At last Kaundinya stands. His fine features are childish with shock, as though something large has picked him up by the neck and shaken him.

“The Lord of all the Gods has spoken to me,” he whispers. He does not look at Red Flower, but at the place where the beast has vanished into the jungle. “I am not to dishonor you, but to marry you. I will be the
devaraja
and you will be my queen. This place, Angkor, will be the heart of my kingdom. Siva has told me this.”

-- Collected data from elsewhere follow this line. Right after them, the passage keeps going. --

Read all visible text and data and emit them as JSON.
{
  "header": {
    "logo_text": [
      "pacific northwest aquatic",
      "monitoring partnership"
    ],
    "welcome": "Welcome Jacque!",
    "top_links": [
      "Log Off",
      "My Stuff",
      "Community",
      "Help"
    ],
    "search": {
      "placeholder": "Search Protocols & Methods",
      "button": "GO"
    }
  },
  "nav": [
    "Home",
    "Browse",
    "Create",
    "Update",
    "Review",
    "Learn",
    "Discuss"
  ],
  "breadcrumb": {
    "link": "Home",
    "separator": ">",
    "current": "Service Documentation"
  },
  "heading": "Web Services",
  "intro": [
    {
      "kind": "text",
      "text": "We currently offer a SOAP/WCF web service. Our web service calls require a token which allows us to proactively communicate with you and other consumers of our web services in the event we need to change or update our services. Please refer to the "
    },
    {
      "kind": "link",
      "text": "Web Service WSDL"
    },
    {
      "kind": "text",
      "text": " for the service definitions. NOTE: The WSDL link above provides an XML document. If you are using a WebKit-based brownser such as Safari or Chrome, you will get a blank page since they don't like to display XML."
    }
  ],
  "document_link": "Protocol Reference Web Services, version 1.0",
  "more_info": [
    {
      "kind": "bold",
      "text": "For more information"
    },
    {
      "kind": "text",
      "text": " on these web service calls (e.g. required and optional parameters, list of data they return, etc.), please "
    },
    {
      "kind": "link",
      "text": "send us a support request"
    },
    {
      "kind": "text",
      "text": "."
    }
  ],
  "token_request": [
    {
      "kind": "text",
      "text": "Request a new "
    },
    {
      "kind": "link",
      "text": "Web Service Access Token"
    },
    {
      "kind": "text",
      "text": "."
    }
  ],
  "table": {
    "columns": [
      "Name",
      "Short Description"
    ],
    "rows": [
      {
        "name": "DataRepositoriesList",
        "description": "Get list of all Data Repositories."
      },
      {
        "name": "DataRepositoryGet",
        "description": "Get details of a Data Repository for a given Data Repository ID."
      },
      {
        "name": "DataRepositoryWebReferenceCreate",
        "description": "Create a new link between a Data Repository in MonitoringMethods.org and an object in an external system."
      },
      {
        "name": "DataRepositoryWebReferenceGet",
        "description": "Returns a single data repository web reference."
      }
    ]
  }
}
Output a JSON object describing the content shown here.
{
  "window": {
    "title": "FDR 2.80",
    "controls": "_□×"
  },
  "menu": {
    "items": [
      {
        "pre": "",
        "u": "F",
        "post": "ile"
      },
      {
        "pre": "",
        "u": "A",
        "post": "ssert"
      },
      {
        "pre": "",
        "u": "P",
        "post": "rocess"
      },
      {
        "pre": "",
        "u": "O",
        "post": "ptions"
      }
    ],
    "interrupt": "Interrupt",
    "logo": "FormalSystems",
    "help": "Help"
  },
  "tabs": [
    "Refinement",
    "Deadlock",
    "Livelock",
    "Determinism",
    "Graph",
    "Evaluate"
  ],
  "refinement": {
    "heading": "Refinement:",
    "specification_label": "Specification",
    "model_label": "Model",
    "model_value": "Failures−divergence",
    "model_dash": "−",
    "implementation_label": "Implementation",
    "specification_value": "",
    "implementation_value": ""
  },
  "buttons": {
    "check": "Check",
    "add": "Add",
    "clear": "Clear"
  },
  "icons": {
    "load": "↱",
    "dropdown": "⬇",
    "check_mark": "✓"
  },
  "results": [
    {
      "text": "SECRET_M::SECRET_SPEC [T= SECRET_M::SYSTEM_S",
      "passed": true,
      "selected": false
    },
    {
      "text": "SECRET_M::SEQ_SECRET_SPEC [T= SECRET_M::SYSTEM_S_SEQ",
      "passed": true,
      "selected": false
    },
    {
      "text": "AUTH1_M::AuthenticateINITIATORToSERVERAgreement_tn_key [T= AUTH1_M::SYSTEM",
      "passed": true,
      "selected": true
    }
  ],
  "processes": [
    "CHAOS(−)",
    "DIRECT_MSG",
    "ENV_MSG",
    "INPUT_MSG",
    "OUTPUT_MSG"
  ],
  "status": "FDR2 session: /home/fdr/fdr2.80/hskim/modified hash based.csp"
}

He extends a hand. Red Flower stares at it. He is offering to help her up. She struggles to her feet without assistance, holding the torn part of her gown together. Suddenly she is cold.

“You know your father will give you to me,” he calls after her as she stumbles back toward the palace. “He recognizes what I am, what I will be. It is the only solution. He will see that.”

She does not want to hear him, does not want to think about what he is saying. But she does, of course. She is not sure what has happened tonight, but she knows that he is speaking the truth.

Marje is silent for a long time after the Artist has finished. The grayness of the day outside the north-facing window is suddenly dreary.